Lorin Schultz, from the city’s NBC affiliate, had no trouble selling her bosses on the story even though Akron is well outside the Columbus viewing area.
“When I took it to the news meetings, everyone said, ‘They named it what?’ ” Schultz noted. “Our executive producer said, ‘This is sick!’ ”
After three long weeks of this, Agganis finally put two and two together and asked the public to nominate new names. Only then did the Blast morph into the Aeros and Kaboom become Orbit. The logo didn’t change because he didn’t want to pay for a new one.
But Agganis wasn’t finished jerking Akron’s chain.
In addition to being a cheapskate, he wasn’t particularly eager to pay his bills. Only a couple of months into the inaugural season, the city filed a lawsuit to throw him out of the ballpark because more than $684,000 of the $1.1 million he owed was past due.

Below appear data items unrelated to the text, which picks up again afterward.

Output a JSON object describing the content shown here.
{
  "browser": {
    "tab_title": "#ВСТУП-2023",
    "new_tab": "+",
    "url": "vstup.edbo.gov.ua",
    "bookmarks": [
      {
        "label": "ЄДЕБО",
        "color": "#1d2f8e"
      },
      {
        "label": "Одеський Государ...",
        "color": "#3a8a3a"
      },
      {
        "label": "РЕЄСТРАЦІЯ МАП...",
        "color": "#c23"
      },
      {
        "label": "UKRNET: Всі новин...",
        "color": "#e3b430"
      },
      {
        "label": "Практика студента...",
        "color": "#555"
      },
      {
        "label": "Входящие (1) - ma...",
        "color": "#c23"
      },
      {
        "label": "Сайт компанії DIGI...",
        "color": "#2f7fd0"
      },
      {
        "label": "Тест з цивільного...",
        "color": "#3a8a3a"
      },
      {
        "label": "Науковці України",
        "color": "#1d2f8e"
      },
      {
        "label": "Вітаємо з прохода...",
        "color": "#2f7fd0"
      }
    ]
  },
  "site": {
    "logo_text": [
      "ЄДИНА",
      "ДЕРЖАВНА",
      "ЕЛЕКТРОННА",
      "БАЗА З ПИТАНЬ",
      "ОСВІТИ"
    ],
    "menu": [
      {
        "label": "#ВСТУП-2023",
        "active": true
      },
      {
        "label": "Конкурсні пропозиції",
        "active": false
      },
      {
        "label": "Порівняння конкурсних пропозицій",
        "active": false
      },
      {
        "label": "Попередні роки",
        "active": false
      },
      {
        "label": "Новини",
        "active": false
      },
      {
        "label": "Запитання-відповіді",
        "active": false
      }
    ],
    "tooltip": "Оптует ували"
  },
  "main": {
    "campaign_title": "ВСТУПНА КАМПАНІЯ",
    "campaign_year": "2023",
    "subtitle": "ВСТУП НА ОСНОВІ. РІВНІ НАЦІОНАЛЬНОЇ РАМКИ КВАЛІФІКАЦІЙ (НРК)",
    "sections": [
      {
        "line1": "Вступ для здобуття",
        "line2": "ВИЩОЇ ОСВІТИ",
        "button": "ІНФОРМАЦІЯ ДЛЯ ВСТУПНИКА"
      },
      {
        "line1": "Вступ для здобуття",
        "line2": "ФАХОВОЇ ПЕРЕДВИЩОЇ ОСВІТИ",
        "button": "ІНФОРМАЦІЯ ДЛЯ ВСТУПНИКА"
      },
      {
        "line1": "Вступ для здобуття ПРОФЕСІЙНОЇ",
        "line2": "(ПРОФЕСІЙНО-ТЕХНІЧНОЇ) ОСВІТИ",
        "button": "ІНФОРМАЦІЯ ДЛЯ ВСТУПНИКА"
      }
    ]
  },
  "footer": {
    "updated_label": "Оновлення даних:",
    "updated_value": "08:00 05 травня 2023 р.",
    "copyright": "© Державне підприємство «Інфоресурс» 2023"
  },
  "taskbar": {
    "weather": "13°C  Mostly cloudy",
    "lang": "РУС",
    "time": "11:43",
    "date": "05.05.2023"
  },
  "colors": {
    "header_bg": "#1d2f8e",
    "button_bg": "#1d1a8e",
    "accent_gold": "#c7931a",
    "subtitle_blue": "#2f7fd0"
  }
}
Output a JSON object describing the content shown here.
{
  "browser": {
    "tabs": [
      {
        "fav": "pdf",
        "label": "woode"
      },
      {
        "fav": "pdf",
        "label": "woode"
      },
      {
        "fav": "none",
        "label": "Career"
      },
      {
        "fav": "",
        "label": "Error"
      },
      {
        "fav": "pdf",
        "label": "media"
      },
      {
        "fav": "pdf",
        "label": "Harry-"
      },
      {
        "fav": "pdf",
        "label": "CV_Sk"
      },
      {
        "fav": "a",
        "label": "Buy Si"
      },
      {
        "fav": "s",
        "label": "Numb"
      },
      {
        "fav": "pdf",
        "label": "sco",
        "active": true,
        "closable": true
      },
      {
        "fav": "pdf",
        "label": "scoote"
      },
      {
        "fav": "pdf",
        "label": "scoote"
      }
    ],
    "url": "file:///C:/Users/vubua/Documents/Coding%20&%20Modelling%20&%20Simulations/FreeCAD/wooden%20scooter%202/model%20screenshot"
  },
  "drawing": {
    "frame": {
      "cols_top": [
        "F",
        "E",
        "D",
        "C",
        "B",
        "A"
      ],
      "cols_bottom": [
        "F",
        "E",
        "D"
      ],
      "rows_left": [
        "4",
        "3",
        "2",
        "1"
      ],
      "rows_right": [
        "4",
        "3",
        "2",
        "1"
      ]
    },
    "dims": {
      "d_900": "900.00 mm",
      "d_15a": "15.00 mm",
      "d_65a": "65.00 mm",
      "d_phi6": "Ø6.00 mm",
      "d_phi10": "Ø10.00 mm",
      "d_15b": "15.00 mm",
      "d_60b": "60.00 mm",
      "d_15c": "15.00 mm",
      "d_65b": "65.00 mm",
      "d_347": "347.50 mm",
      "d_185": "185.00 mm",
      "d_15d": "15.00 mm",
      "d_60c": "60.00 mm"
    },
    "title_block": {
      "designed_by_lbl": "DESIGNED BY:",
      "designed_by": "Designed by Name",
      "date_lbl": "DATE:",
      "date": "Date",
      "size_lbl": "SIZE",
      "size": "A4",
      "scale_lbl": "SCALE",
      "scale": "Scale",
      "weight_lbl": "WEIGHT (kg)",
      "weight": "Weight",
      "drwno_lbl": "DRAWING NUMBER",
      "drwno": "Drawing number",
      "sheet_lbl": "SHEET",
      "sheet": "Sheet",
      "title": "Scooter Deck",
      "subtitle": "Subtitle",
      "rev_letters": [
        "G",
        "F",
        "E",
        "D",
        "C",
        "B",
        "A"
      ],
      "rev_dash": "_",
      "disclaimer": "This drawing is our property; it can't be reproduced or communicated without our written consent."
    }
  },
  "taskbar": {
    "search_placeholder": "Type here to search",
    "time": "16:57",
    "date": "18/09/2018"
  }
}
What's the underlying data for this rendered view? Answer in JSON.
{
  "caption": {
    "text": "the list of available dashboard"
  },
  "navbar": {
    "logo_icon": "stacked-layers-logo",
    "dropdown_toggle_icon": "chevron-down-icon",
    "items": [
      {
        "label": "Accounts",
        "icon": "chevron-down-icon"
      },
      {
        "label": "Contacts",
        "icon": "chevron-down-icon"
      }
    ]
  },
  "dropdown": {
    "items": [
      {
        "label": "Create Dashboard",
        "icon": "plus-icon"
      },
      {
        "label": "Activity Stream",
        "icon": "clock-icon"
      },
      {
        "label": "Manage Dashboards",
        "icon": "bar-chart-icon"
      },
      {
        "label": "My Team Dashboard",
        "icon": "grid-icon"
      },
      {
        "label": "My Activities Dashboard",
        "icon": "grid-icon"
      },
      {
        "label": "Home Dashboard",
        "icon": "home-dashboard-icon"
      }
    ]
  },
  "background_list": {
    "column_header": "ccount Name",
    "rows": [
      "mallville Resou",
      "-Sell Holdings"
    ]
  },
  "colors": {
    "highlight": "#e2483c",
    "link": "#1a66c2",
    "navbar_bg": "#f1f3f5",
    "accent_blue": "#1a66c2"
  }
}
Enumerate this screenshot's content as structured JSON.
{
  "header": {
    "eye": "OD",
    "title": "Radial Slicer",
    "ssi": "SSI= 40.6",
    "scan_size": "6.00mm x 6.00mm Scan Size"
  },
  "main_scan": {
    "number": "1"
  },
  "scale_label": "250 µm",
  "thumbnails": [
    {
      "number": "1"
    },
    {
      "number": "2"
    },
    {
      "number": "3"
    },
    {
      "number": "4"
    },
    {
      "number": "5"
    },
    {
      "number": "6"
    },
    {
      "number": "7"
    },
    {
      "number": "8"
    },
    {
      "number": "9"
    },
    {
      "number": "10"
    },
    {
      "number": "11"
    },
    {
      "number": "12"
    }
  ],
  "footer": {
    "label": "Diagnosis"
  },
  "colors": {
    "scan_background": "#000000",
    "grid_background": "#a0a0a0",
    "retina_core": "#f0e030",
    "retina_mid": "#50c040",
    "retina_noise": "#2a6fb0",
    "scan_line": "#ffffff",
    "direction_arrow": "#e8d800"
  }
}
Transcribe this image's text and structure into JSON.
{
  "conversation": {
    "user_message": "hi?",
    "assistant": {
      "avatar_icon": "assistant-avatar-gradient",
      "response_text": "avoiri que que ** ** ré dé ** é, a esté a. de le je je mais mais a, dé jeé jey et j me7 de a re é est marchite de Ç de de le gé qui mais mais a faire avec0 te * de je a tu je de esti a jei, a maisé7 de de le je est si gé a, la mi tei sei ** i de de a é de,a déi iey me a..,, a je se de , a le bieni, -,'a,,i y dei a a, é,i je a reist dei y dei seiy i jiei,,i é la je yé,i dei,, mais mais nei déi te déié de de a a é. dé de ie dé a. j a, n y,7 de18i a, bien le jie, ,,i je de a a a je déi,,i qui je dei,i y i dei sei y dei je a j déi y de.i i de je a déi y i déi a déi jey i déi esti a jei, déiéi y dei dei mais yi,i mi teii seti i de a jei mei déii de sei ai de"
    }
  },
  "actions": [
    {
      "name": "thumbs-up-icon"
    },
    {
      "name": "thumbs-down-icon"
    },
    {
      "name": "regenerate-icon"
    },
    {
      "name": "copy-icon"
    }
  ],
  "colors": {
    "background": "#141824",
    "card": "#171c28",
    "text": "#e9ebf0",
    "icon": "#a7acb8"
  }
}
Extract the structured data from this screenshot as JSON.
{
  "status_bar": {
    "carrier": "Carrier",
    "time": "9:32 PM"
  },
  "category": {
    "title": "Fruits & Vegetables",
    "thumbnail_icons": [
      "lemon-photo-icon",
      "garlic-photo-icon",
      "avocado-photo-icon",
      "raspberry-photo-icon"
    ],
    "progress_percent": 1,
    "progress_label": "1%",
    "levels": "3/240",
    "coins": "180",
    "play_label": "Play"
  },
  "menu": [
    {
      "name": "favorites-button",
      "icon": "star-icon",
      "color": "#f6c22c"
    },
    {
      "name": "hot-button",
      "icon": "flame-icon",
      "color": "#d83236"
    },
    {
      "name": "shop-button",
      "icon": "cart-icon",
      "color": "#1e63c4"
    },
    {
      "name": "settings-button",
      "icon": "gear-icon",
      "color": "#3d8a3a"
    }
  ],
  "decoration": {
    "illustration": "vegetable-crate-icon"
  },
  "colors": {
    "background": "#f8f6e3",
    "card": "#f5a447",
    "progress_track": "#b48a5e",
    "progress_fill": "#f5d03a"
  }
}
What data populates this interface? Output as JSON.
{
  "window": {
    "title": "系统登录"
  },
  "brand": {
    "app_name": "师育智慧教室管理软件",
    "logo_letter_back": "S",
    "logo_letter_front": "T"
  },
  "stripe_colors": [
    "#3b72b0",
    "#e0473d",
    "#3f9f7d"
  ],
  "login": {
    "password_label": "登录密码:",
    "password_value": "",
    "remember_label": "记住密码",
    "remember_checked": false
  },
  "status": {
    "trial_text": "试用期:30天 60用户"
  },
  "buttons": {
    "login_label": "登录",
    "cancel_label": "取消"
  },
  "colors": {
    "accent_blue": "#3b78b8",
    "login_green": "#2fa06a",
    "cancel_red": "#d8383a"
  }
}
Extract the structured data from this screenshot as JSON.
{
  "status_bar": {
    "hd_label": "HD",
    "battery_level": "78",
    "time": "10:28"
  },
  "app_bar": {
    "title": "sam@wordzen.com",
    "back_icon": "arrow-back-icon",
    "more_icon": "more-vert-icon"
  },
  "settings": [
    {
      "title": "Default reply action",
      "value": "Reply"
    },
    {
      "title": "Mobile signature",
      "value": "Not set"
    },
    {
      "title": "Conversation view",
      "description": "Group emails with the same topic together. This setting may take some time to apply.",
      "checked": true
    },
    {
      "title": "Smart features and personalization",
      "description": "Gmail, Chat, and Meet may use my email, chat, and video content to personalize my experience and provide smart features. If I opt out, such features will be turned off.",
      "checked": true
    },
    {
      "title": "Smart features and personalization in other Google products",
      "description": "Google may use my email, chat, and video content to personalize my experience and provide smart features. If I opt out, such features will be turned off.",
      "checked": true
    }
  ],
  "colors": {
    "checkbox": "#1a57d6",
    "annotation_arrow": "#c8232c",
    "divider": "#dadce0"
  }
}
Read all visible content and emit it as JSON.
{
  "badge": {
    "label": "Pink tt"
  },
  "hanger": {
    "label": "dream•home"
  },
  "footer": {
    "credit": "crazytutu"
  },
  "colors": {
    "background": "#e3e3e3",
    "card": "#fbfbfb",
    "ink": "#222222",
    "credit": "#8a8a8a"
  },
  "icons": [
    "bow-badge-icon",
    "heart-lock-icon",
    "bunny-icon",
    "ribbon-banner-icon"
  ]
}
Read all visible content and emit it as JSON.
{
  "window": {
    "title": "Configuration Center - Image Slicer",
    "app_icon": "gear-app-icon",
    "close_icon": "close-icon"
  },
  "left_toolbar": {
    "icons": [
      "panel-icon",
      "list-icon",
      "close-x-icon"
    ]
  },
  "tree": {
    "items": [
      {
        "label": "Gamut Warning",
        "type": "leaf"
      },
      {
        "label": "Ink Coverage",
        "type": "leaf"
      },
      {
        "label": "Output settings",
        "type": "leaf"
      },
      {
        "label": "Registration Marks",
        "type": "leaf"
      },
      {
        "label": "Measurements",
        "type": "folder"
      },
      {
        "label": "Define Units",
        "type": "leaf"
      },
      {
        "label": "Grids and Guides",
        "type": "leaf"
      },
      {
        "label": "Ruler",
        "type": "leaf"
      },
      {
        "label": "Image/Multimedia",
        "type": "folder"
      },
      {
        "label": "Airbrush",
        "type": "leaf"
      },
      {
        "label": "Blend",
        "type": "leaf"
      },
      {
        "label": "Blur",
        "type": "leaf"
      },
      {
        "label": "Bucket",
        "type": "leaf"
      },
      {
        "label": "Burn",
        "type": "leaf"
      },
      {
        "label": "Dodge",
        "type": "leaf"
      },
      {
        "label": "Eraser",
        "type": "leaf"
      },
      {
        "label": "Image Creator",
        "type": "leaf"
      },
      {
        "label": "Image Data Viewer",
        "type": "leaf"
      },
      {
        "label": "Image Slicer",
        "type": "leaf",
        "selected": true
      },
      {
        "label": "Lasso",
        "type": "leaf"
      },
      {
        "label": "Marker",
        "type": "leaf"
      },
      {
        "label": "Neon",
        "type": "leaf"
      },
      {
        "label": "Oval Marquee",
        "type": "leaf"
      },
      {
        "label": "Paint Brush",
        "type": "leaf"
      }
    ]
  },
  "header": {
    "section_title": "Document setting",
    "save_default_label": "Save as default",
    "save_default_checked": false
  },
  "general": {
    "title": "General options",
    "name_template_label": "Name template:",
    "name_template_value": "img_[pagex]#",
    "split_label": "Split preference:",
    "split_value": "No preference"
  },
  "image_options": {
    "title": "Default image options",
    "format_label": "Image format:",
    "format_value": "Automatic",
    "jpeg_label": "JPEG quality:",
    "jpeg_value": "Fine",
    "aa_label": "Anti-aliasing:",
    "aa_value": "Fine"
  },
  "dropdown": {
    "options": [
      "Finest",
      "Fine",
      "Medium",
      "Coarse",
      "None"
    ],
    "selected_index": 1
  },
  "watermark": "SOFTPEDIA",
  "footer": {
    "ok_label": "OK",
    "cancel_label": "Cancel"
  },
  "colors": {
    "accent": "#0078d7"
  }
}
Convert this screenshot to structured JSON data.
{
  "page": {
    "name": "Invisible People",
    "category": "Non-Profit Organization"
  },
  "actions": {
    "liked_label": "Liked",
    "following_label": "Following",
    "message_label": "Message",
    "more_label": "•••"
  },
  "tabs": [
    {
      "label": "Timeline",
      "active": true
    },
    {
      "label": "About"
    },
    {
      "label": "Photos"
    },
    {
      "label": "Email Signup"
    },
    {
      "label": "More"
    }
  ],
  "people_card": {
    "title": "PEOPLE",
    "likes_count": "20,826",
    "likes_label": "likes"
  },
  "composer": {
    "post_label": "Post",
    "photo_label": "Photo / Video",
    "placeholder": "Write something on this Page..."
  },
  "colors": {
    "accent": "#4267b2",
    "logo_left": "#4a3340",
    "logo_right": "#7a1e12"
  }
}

The sides settled in September, shortly before the court date. As part of the agreement, Agganis was forced to do things any rational owner already would have been doing. To name just two:
• Change his ridiculous policy of refusing to sell bleacher seats until every grandstand seat was sold. (Agganis got $2 less for a bleacher seat.)
• Leave the lights on for at least 15 minutes after the game. (To save money, he had been shutting them off a millisecond after the final out.)
No wonder the Akron community never warmed to Agganis or his son, Greg, who became the face of ownership as the years passed.
You, Ken, seem like the polar opposite: engaged, enthusiastic and reaching out for suggestions.
Please consider mine.
Cut the cord. Start fresh. Aeros be gone.